Evaluating the vertical structure of tangential winds in tropical cyclone simulations: comparison to observations and theory

We have previously examined the vertical structure of tangential winds in tropical cyclones from both an observational and theoretical perspective (Stern and Nolan 2009). In particular, we investigated what determines the outward slope with height of the Radius of Maximum Winds (RMW), and whether or not the RMW is a surface of constant absolute angular momentum (M). Here, we compare our prior results to those of a set of idealized numerical simulations.
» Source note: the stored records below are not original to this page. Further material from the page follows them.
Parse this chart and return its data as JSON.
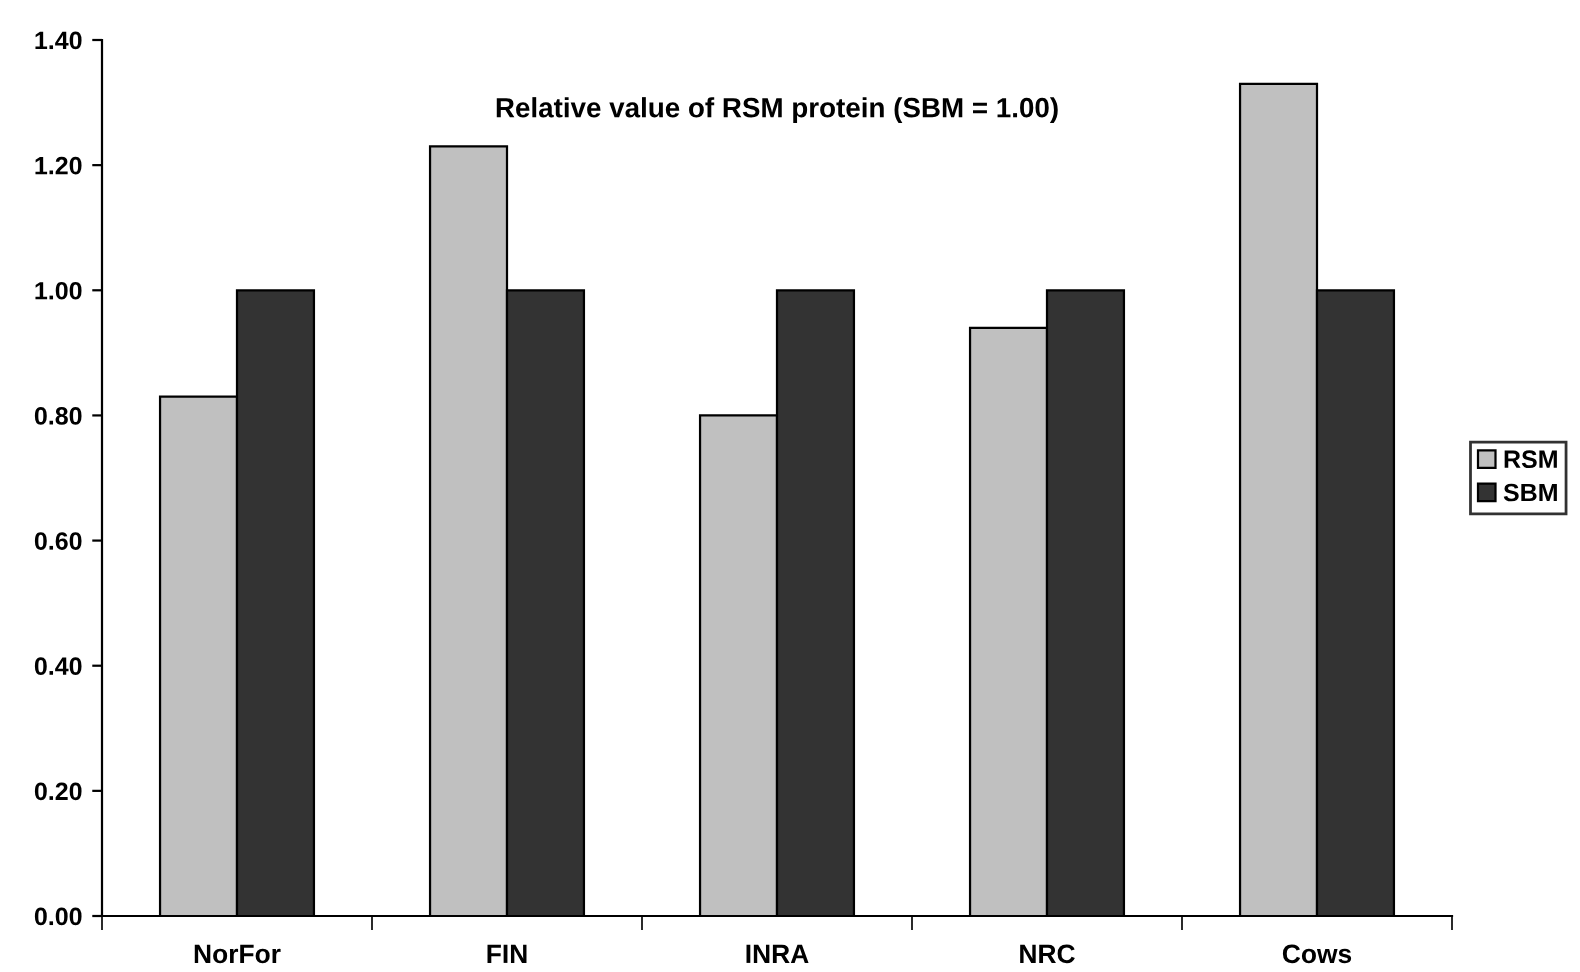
{
  "chart_data": {
    "type": "bar",
    "title": "Relative value of RSM protein (SBM = 1.00)",
    "categories": [
      "NorFor",
      "FIN",
      "INRA",
      "NRC",
      "Cows"
    ],
    "series": [
      {
        "name": "RSM",
        "color": "#c0c0c0",
        "values": [
          0.83,
          1.23,
          0.8,
          0.94,
          1.33
        ]
      },
      {
        "name": "SBM",
        "color": "#333333",
        "values": [
          1.0,
          1.0,
          1.0,
          1.0,
          1.0
        ]
      }
    ],
    "ylim": [
      0,
      1.4
    ],
    "yticks": [
      {
        "value": 0,
        "label": "0.00"
      },
      {
        "value": 0.2,
        "label": "0.20"
      },
      {
        "value": 0.4,
        "label": "0.40"
      },
      {
        "value": 0.6,
        "label": "0.60"
      },
      {
        "value": 0.8,
        "label": "0.80"
      },
      {
        "value": 1.0,
        "label": "1.00"
      },
      {
        "value": 1.2,
        "label": "1.20"
      },
      {
        "value": 1.4,
        "label": "1.40"
      }
    ],
    "grid": false,
    "legend": "right"
  }
}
In the context of the axisymmetric theory of Emanuel (1986), we have shown that the RMW is very nearly an M surface, because of the constraints of thermal wind balance and slantwise moist neutrality. Observations confirm this prediction to a certain extent, although there is a small but systematic tendency for M to decrease upwards along the RMW of real storms. In contrast, simulated hurricanes evolve towards a state where M increases substantially upwards along the RMW.

Theoretically, the outward slope of M surfaces and the RMW should increase approximately linearly with radius (at constant height), and should be essentially independent of intensity. Observations agree quite well with this prediction, while the simulations yield mixed results.

The degree to which slantwise moist neutrality is a valid approximation for tropical cyclones is investigated in the simulations. Within the eyewall, the vortex is actually conditionally unstable below about 4.5 km, while it is stable above. In spite of this, the rate at which the maximum winds decay with height is often well predicted by theory.